What is so significant about this is the constitutional bonus the defendant receives the moment he
retains (or accepts the appointment) of counsel at this first appearance. For the U.S. Supreme Court
has held that the police must subsequently treat the defendant as if he had actually been read his
Miranda rights and had explicitly asserted his right to counsel under Miranda. Michigan v. Jackson,
475 U.S. 625 (1986). In other words, once the right to counsel has attached at this first appearance,
police are forbidden from even trying to interrogate the defendant on that offense. (Police may,
however, attempt to interrogate him on offenses separate from the charged offense. McNeil v.
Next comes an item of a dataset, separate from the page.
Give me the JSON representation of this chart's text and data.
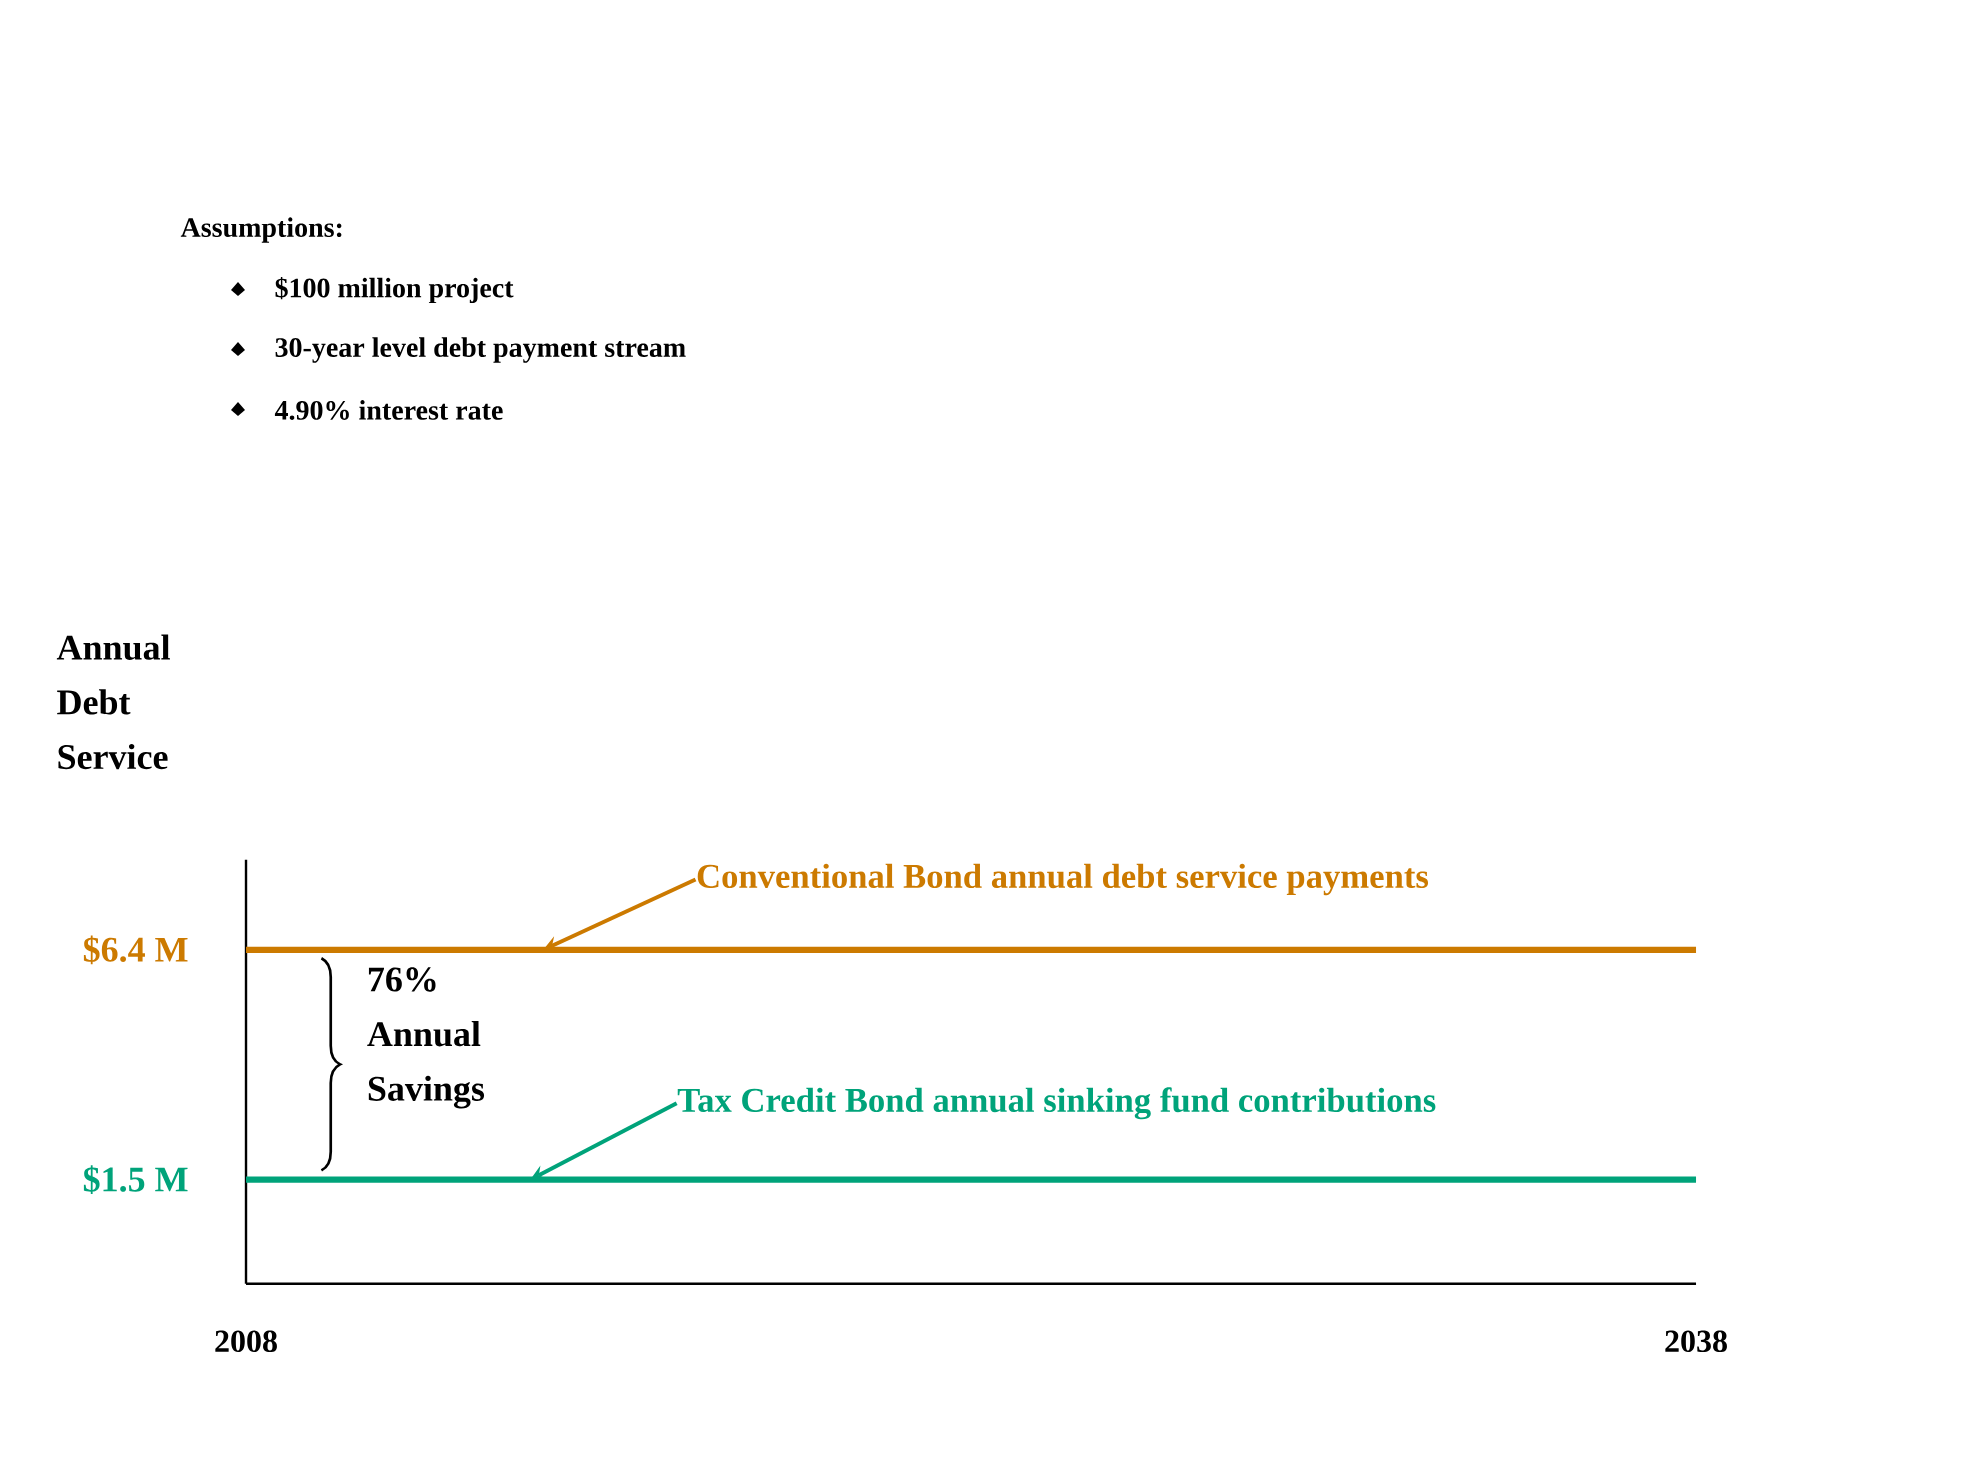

Wisconsin, 501 U.S. 171 (1991); Texas v. Cobb, 532 U.S. 162 (2001).)
The Illinois Supreme Court in Willis considered the ''confession obtained during a Gerstein
violation'' issue only from the perspectives of the Fourth and Fifth Amendment. But when you add
the Sixth Amendment, the argument for suppressing the confession becomes significantly more
compelling.
Why? Because look again at the facts in Willis. Now a defendant can argue that the confession made
after 73 hours had several constitutional consequences. For not only was the 73-hour delay a
Fourth Amendment Gerstein violation; in addition, the Gerstein violation prevented the defendant
from having his Sixth Amendment right attach under Rothgery. And being deprived of his Sixth
Amendment right had serious consequences: if he had appeared before the judge at the 109-1
hearing, the attachment of counsel would have given him Michigan v. Jackson protection from any
further police interrogation on that offense. Thus, the confession at the 73d hour was a direct fruit
of the 4th Amendment violation that prevented his 6th Amendment right from attaching, which
would have automatically given him his 5th Amendment protection from police interrogation.
In 2005, the Illinois Supreme Court in Willis found that Fourth and Fifth Amendment
considerations were not enough to suppress a confession made during an illegal detention. Yet the
new U.S. Supreme Court case of Rothgery enables defense attorneys to argue suppression based on
Fourth, Fifth, and Sixth Amendment grounds. Illinois defense attorneys should take note.